When asked about the possible lifting of sanctions against Moscow, Prodi said that Russia and Europe should meet each other halfway, become closer to each other but he did not see it happening. However, much depends on the international situation. There are the issues of Ukraine and Crimea, which are important, but certain steps may be taken in nearby areas, he noted.

According to Prodi, Europe and Russia could have thought together about using the already existing gas transport system in Ukraine in order to engage the country in the normalization and reconciliation process but this hadn’t been undertaken. A gas pipeline directly entering Germany will be beneficial for this country but it upsets the internal energy security balance in the European Union, Prodi added, referring to the Nord Stream 2 gas pipeline project.

The former European Commission president also said he was keeping a close eye on de-dollarization efforts in Russia, as Moscow is trying to move towards a more active use of the euro and gold. Nevertheless, he does not believe that Russia alone will have much influence on these processes. In Prodi’s opinion, certain gradual and parallel process, including the growing role of the euro and China’s yuan, could help pave the way for changes in the global financial rules.

Naturally, if Russia reduces the use of the dollar for trading purposes and increases the use of the euro, it will stimulate that process, but that’s a long way off, Prodi emphasized.


Kommersant: Human error behind 75% of air incidents, says CIS aviation watchdog

Human error remains the main culprit behind air incidents, Interstate Aviation Committee (IAC) Deputy Chairman Sergei Zaiko said in an interview with Kommersant.

"The circumstances of incidents are always different but factors remain the same. As it has already been said on numerous occasions, more than 75% of incidents stem from the so-called human factor. It covers the training of crew members, technical staff and airfield services personnel," Zaiko said.
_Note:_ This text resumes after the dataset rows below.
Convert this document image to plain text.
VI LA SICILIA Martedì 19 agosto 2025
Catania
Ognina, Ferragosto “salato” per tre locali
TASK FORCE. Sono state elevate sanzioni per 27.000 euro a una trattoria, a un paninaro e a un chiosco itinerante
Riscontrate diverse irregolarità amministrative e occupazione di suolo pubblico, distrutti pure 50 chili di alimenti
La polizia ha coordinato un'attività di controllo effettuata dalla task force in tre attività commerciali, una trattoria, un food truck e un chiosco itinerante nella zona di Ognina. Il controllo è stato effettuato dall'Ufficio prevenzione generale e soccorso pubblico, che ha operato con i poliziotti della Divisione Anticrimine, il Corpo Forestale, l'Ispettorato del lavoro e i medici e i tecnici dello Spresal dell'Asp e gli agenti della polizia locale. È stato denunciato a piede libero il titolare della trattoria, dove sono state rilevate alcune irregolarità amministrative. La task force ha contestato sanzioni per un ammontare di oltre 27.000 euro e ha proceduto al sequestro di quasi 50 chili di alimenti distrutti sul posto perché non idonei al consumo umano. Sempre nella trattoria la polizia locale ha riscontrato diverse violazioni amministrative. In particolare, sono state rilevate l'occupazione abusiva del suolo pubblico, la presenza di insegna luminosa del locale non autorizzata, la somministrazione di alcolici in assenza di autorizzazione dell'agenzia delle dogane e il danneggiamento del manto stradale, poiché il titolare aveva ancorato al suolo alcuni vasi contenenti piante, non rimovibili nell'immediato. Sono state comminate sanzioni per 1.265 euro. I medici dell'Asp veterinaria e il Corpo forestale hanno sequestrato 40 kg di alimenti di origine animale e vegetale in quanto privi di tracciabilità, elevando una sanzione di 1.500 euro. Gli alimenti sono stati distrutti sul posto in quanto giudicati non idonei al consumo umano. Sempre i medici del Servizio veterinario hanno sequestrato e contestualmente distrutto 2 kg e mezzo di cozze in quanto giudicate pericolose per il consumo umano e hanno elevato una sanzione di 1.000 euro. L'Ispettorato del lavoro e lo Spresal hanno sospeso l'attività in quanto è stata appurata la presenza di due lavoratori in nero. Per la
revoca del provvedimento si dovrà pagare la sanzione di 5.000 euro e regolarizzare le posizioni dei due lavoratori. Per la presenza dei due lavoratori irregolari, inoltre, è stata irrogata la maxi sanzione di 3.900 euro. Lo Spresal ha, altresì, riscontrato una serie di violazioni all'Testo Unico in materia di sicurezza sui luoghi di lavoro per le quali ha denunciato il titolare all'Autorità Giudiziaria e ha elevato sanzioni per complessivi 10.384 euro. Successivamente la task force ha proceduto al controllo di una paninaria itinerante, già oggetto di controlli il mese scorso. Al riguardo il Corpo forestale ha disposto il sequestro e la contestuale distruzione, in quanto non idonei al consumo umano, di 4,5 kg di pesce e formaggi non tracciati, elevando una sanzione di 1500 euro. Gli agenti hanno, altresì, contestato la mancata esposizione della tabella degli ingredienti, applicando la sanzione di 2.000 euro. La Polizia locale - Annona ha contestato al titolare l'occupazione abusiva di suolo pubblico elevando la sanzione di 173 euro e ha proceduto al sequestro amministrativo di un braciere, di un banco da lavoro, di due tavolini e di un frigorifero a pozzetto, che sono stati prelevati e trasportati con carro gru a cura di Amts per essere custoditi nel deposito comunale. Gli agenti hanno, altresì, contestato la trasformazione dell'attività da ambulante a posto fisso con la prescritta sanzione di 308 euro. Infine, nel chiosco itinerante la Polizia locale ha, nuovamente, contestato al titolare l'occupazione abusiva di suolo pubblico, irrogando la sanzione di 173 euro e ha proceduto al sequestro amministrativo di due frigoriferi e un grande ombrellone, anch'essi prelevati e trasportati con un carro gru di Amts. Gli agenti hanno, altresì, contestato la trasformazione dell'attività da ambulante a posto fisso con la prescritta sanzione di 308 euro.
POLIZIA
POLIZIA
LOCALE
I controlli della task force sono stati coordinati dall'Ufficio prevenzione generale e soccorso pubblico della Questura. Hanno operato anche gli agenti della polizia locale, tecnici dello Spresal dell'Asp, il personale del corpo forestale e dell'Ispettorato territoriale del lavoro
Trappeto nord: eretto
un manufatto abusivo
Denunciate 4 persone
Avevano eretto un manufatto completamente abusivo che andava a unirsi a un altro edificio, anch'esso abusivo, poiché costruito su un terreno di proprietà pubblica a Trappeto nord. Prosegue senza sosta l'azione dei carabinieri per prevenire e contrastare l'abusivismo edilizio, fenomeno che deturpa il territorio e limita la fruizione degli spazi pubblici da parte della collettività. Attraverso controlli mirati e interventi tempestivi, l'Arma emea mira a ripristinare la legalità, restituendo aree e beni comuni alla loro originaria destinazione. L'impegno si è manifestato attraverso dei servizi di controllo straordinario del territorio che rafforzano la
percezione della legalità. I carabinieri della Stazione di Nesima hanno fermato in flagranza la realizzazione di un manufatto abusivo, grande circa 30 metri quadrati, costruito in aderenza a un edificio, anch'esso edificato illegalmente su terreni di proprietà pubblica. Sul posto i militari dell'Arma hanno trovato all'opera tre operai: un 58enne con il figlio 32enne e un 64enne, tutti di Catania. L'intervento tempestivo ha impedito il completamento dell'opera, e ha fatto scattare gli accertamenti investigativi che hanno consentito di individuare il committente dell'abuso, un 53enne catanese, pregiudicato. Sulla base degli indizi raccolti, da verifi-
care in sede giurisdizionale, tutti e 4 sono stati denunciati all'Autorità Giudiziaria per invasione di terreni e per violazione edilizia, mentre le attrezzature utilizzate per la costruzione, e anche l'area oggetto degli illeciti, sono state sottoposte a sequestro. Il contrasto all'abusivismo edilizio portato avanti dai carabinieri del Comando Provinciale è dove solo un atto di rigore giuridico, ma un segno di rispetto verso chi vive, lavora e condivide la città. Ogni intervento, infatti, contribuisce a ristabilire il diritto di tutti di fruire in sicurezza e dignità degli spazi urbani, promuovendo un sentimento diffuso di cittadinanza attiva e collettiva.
According to him, the current level of aviation technology reduces the role of the human component but creates another problem. "Humans in the cockpit move from flying aircraft to monitoring various process, interfering only if there a need to, which is a totally different thing. Consequently, approaches to pilot training should change. The increasing automation level requires fundamentally reorganizing the human-aircraft-environment system, at least until we enter the age of unmanned aviation, which will happen sooner or later whether we like it or not," Zaiko noted.

When asked if the complete suspension of Boeing 737 MAX flights and an additional investigation following the Ethiopian Airlines and Lion Air crashes could help improve aviation safety, he noted that "as long as a plane remains on the ground it is totally safe." "In this sense, the measures that have been taken will undoubtedly improve safety but they will not resolve the issue as a whole," Zaiko added.

"It is impossible to say whether these measures are enough, at least until the cause of the recent crash is figured out. However, there is every reason to believe that the designer and aviation authorities are taking all the necessary steps to prevent catastrophes such as the one that took place in Indonesia. These steps do not concern only technical solutions but crew training as well," the IAC deputy chairman pointed out.

According to an IAC report on aviation safety in states parties to the Civil Aviation Agreement, the number of air crashes decreased from 32 to 25 in 2018 but the number of air incidents remained the same (58). At the same time, the number of air crash victims rose from 74 to 154. According to the IAC, the number of air crashes in Russia grew from 20 to 22 in the past year, the number of victims increased from 51 to 128.